By Cantor's Isomorphism Theorem, we know that any two given countable dense subsets $D_{1}, D_{2} \subseteq (0,1)$ are order isomorphic. However, this order isomorphism may be quite irregular in the sense that the image of $(0,\varepsilon)\cap D_1$ may have a diameter smaller than $\varepsilon$ while, for some $\varepsilon'<\varepsilon$, the image of $(0,\varepsilon')\cap D_1$ may have a diameter bigger than $\varepsilon'$. That is, around $0$, it may be contracting at some scale but expansive at a smaller one, hence irregular at zero. So I wonder
Q: What's the infimum $\nu_0\geq0$ such that, for any two given countable dense subsets $D_1,D_2\subseteq(0,1)$ and any $\nu\geq\nu_0$, we can find an order isomorphism $f_\nu:D_1\to D_2$ such that $\forall t\in D_1:f_\nu(t)\leq (1+\nu)t$? Is it a minimum?

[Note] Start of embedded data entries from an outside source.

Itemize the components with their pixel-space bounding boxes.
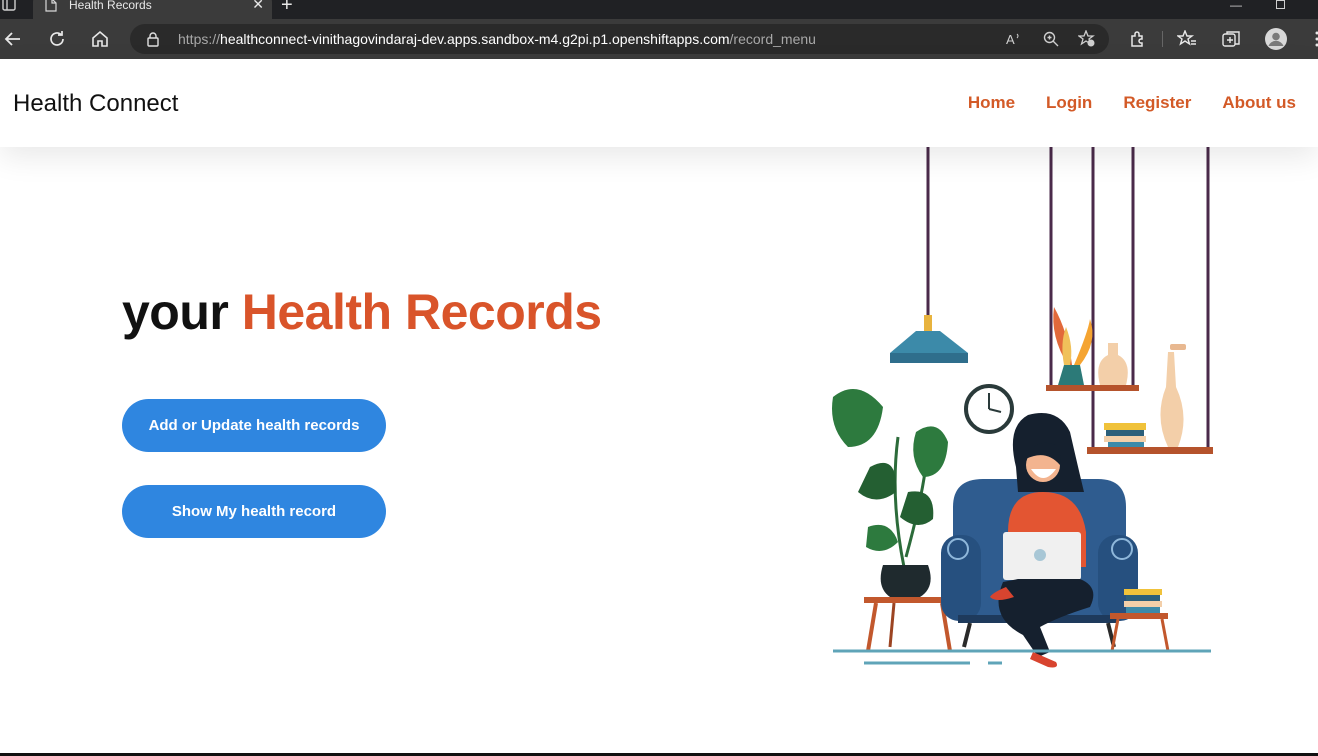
nav-login[interactable]: Login xyxy=(1046,93,1092,113)
main-nav: Home Login Register About us xyxy=(937,93,1296,113)
address-bar[interactable]: https://healthconnect-vinithagovindaraj-… xyxy=(130,24,1109,54)
add-update-records-button[interactable]: Add or Update health records xyxy=(122,399,386,452)
nav-register[interactable]: Register xyxy=(1123,93,1191,113)
tab-title: Health Records xyxy=(69,0,152,12)
favorites-icon[interactable] xyxy=(1176,28,1198,50)
minimize-icon[interactable]: — xyxy=(1230,0,1242,12)
page-icon xyxy=(45,0,57,12)
svg-text:A: A xyxy=(1006,32,1015,47)
browser-toolbar: https://healthconnect-vinithagovindaraj-… xyxy=(0,19,1318,59)
browser-tab[interactable]: Health Records ✕ xyxy=(33,0,272,19)
url-text[interactable]: https://healthconnect-vinithagovindaraj-… xyxy=(178,31,816,47)
hero-title: your Health Records xyxy=(122,283,602,341)
nav-home[interactable]: Home xyxy=(968,93,1015,113)
read-aloud-icon[interactable]: A xyxy=(1006,30,1024,48)
hero-title-accent: Health Records xyxy=(241,284,602,340)
reload-icon[interactable] xyxy=(46,28,68,50)
home-icon[interactable] xyxy=(89,28,111,50)
lock-icon[interactable] xyxy=(146,31,160,47)
toolbar-divider xyxy=(1162,31,1163,47)
url-scheme: https:// xyxy=(178,31,221,47)
new-tab-icon[interactable]: + xyxy=(281,0,293,15)
zoom-icon[interactable] xyxy=(1042,30,1060,48)
add-favorite-icon[interactable] xyxy=(1078,30,1096,48)
url-path: /record_menu xyxy=(729,31,816,47)
collections-icon[interactable] xyxy=(1220,28,1242,50)
back-icon[interactable] xyxy=(2,28,24,50)
brand-logo-text[interactable]: Health Connect xyxy=(13,90,178,118)
woman-on-sofa-illustration xyxy=(832,147,1213,668)
nav-about-us[interactable]: About us xyxy=(1222,93,1296,113)
show-my-record-button[interactable]: Show My health record xyxy=(122,485,386,538)
more-icon[interactable] xyxy=(1306,28,1318,50)
site-header: Health Connect Home Login Register About… xyxy=(0,59,1318,147)
restore-icon[interactable] xyxy=(1276,0,1285,9)
sidebar-icon[interactable] xyxy=(2,0,16,11)
close-tab-icon[interactable]: ✕ xyxy=(252,0,264,11)
browser-tab-bar: Health Records ✕ + — xyxy=(0,0,1318,19)
profile-icon[interactable] xyxy=(1265,28,1287,50)
hero-title-prefix: your xyxy=(122,284,229,340)
url-host: healthconnect-vinithagovindaraj-dev.apps… xyxy=(220,31,730,47)
extensions-icon[interactable] xyxy=(1127,28,1149,50)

If no such $\nu\geq0$ exists, we consider $\nu_0=+\infty$ as the infimum of the empty set. I believe that $\nu_0$ should be $0$. But I'm not convinced if it should be a minimum or not, i.e. if we can always find and order isomorphism $f: D_1\to D_2$ such that $\forall t\in (0,1):f(t)\leq t$. It could certainly be extended as an order isomorphism $f^\sharp:(0,1)\to(0,1)$ [and thus a homeomorphism from $(0,1)$ to itself] with $t\mapsto\sup\{f(s):s\in D_1\cap(0,t]\}$ where $f^\sharp$ would also satisfy $\forall t\in(0,1):f^\sharp(t)\leq t$ but this doesn't seem to pose any thread (a priori). So I don't know if there could exist some strange counterexample.